Many universities place underperforming students on "Academic Probation" (AP), granting them support and threatening suspension if performance does not improve. In a study of the effect of AP on subsequent grade point averages (GPAs), Lindo, et al. (2010) noted that AP follows a regression discontinuity design (RDD): students whose first year GPAs (the "running variable") fall below a cutoff are put on AP. However, the standard RDD procedure suffered in their dataset from a number of problems, including a discrete running variable and a McCrary test failure. This paper presents a new approach to modeling RDDs, which solves these problems.
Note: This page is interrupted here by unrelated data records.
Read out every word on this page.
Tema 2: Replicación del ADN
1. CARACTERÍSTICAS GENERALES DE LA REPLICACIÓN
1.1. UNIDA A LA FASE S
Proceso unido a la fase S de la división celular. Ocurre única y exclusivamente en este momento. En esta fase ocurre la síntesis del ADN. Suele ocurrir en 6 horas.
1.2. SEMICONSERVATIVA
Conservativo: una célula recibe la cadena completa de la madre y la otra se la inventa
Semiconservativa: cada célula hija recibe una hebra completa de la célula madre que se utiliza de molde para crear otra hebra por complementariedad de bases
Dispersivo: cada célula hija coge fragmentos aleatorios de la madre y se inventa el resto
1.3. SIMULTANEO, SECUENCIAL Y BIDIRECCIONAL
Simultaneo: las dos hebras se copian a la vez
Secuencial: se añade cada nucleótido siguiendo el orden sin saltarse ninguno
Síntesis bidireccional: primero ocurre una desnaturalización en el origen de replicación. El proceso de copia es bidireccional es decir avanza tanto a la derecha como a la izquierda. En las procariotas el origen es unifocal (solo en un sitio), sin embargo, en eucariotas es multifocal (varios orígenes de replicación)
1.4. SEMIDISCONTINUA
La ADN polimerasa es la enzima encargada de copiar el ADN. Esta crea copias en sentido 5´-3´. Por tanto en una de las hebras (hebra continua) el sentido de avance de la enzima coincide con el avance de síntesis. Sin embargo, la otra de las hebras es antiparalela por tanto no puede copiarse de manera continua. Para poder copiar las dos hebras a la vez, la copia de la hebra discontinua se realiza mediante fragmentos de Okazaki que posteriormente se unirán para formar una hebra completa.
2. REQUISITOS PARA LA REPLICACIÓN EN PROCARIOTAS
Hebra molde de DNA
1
Its idea is to disentangle the outcome from the running variable, producing a transformed version of the outcome; to model the transformed outcome as independent of treatment assignment; and to estimate treatment effects using permutation inference. Whereas standard RDD analysis relies on limits of outcomes' conditional expectation functions and assumes a continuous running variable, we model the transformed data as if they emerged from a randomized experiment. Our approach estimates effects for a specific sample of subjects, is robust to small samples and discrete running variables, and is amenable to solutions to a McCrary test failure.